モーニングコール

朝が苦手な私は、出会い系で知り合った健吾くんに、モーニングコールを頼んだんです。

健吾君は朝が早くて、大学を遅刻しがちの私を見かねてモーニングコール役をかってでてくれたんですよね。毎朝7時きっかりに鳴る電話、最初は気付かなかったり、何度もコールしてもらっていたりしたんだけど・・・知らないうちに好きになっていて、いつのころからか、7時前に目が覚めて、健吾からのモーニングコールをいまかいまかと待っている自分がいました。

かかってくるモーニングコールを3コールまで待って、眠そうな声で出る、でも「おはよう」だけの会話はすぐ終って、朝の幸せのひとときは終ってしまう。それだけの関係が嫌で、でも勇気がなくて、健吾君の顔は出会い系のサイトで知ってたから、こんなかっこいい男の子と付き合えるはずがないんだって。

ある日、もう一人私にモーニングコールしてくれるっていってくれた男性がいたから、私は健吾君のモーニングコールを断ることにしたんです。そしたら、健吾君が「寂しくなるね」って言ってくれて・・・その台詞を聞いた途端に「す、好きなんです!」って言っちゃってました。そしたら、まさかのOKで・・・。

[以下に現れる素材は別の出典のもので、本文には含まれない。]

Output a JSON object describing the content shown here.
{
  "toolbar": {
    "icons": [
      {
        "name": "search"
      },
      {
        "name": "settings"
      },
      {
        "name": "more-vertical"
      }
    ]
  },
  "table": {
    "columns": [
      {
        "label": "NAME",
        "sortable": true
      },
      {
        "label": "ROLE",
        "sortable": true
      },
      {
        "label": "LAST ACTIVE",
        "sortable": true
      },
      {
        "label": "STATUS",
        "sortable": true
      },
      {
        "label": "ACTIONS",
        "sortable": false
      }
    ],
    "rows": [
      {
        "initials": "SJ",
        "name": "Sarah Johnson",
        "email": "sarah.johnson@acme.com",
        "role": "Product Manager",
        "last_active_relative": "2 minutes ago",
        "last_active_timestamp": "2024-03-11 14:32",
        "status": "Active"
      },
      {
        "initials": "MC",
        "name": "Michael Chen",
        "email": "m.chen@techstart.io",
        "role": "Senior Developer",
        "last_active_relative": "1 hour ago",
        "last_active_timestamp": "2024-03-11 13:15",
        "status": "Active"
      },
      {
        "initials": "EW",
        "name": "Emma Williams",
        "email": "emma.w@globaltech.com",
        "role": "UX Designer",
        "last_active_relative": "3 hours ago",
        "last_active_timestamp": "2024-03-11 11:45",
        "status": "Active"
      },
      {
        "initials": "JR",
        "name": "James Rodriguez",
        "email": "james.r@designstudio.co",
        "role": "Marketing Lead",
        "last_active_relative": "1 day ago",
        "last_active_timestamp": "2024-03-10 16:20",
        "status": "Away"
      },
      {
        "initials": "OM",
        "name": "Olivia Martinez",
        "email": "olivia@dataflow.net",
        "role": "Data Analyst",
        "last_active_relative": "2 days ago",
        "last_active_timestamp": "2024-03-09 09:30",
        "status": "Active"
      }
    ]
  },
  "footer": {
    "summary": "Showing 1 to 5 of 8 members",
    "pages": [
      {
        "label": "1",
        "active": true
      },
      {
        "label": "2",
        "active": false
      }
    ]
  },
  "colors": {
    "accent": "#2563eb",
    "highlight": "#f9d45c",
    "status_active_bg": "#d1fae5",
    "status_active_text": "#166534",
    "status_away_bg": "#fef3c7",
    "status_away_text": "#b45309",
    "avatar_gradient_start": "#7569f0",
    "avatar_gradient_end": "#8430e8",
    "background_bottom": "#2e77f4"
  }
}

今私は健吾君とお付き合いしています。健吾くんは完全無料出会い系で、前の失恋を癒すために女の子を探してて、そこで私と知り合って、私にモーニングコールして、毎日を積み重ねていくうちにその時間が大切な、幸せなものになったって、私と同じ気持ちだったんですね。

今では、モーニングコールは電話越しじゃなくて、直接なんですよ。